DeTrigger: A Gradient-Centric Approach to Backdoor Attack Mitigation in Federated Learning
This addresses security vulnerabilities in federated learning systems, which are critical for privacy-preserving applications like mobile and embedded systems, representing a strong specific gain rather than a foundational advancement.
The paper tackles the problem of backdoor attacks in federated learning by proposing DeTrigger, a framework that uses gradient analysis and temperature scaling to detect and mitigate these attacks, achieving up to 251x faster detection and 98.9% mitigation with minimal accuracy loss.

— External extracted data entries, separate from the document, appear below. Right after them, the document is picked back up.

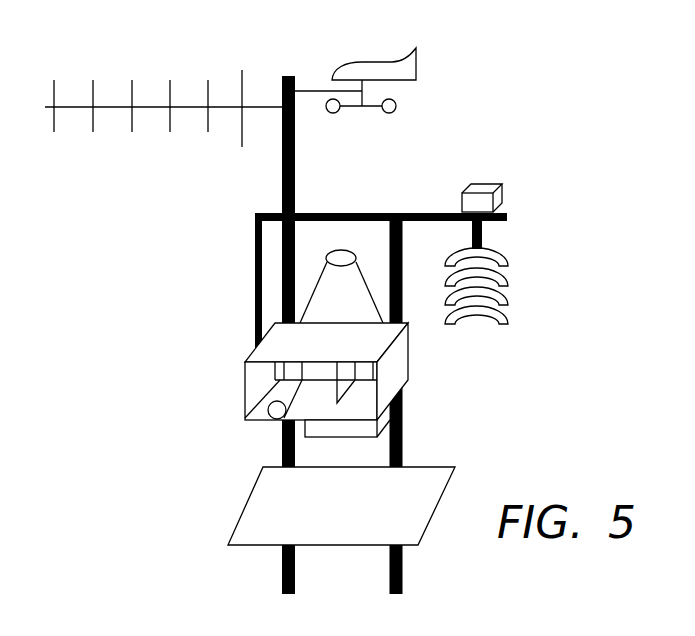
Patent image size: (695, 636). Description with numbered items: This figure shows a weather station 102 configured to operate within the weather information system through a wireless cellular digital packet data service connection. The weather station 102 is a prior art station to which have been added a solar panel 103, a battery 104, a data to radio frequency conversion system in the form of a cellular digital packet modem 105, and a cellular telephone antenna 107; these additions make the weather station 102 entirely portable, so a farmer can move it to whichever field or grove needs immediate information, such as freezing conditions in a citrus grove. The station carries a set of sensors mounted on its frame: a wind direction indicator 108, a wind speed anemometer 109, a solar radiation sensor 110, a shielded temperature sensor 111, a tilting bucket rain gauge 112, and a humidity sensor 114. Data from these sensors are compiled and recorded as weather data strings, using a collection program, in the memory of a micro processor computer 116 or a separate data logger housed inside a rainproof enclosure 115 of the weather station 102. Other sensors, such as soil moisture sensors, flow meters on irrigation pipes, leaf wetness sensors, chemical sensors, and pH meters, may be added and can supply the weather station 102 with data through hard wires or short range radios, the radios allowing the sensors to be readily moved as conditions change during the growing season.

The weather station 102 is at (180, 528).
The solar panel 103 is at (262, 498).
The battery 104 is at (353, 437).
The cellular digital packet modem 105 is at (278, 385).
The cellular telephone antenna 107 is at (191, 106).
The wind direction indicator 108 is at (417, 63).
The wind speed anemometer 109 is at (397, 108).
The solar radiation sensor 110 is at (488, 183).
The shielded temperature sensor 111 is at (508, 320).
The tilting bucket rain gauge 112 is at (343, 249).
The humidity sensor 114 is at (268, 411).
The rainproof enclosure 115 is at (395, 365).
The micro processor computer 116 is at (353, 393).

Federated Learning (FL) enables collaborative model training across distributed devices while preserving local data privacy, making it ideal for mobile and embedded systems. However, the decentralized nature of FL also opens vulnerabilities to model poisoning attacks, particularly backdoor attacks, where adversaries implant trigger patterns to manipulate model predictions. In this paper, we propose DeTrigger, a scalable and efficient backdoor-robust federated learning framework that leverages insights from adversarial attack methodologies. By employing gradient analysis with temperature scaling, DeTrigger detects and isolates backdoor triggers, allowing for precise model weight pruning of backdoor activations without sacrificing benign model knowledge. Extensive evaluations across four widely used datasets demonstrate that DeTrigger achieves up to 251x faster detection than traditional methods and mitigates backdoor attacks by up to 98.9%, with minimal impact on global model accuracy. Our findings establish DeTrigger as a robust and scalable solution to protect federated learning environments against sophisticated backdoor threats.